I sat next to a woman who, when she got up, had on bright fuchsia undies beneath white, nylon exercise pants. My panty-line alarm went off to the point of insanity since everyone on the bus starred at her rather ample ass as she got off. And I mean everybody. You couldn’t help it, like following the bouncing ball.
Who possibly could find this attractive.
I mentioned it to my pal Camille when we met for drinks at the St. Regis.
“She was prowling for a date obviously,” Camille said while applying more gloss she did not need.
“You do know how much I hate all that grease on your lips. It looks as if you’ve been eating pork chops.”
“You need more after 5 o’clock, how else will men know they want to kiss you.”
“Even if they dared, they’d side right off your face.”
“I didn’t hear that. And I’ll bet the girl with the pastel butt would agree with me. You just don’t try to get picked-up anymore Susannah, that’s your problem.”
“First of all, the man who finds a pink ass attractive is not the man I want to meet. Next he’ll assume my bra lights up, if I actually wore one.”
“That could be fun.”
“What’s happened to you Susannah. Your Connecticut is showing again and it’s so boring.”

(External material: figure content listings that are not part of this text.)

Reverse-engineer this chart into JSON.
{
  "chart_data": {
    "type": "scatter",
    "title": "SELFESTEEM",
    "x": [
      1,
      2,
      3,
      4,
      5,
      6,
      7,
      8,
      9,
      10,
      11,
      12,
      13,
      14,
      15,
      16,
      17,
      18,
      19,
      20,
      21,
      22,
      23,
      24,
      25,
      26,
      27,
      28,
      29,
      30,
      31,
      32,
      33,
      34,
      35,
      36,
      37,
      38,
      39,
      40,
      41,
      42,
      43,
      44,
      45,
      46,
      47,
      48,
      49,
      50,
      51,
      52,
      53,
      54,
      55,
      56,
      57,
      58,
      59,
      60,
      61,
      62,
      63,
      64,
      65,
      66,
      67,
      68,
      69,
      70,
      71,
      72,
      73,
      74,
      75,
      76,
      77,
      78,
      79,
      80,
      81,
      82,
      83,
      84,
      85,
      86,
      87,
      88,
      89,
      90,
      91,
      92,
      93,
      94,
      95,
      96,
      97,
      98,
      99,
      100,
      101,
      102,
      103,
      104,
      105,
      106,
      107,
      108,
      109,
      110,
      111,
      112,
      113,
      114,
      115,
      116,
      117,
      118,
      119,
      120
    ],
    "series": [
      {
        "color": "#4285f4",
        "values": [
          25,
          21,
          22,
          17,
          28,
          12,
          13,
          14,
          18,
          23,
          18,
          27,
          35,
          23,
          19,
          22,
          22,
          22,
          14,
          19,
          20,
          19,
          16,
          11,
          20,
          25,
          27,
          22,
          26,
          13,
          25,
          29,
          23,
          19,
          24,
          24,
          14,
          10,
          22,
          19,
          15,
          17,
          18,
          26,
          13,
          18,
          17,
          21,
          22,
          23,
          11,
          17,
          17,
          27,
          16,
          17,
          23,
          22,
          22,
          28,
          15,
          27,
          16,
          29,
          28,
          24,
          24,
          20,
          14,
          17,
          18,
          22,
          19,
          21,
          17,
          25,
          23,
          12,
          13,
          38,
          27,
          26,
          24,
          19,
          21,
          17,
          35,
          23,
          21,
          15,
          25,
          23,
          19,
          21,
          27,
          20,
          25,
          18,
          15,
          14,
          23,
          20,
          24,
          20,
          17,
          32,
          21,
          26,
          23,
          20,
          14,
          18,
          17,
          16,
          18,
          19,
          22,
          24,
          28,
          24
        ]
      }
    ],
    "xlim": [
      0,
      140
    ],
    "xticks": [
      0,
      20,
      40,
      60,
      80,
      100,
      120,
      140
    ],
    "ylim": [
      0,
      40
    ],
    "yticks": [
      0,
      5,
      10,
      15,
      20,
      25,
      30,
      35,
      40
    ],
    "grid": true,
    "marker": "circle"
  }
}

“Hey, I don’t see you prancing around with a panty-line the width of a tire, so shut-up.”
“It’s just not my style, however I get it. You need to be bold to get noticed nowadays. There are too many women to choose from. They’re becoming like sling-backs in the spring. ”
“Camille, no more wine for you, do you hear me?”
This conversation depressed me. Between the indelible image of a rear the size of a birthday cake and Camille’s gloss that somehow got all over my wineglass, I wanted to escape. Camille’s no spring chicken and neither was that woman wiggling off the M13, so there’s something desperate about their efforts even if they could be perceived as noble.
I don’t want a thong that talks. I don’t want lips that could lubricate Japan either. You know what I want? A bath, a book, and a BLT without the B. How can it be a BLT without bacon you’re wondering? Well, it originally would have it, but I’m after the grease, not the pork, that sinks lavishly into the bread, a little like Camille’s gloss.
UGH, why did I say that? Now I’ll have to switch to a PBJ (peanut butter and jelly).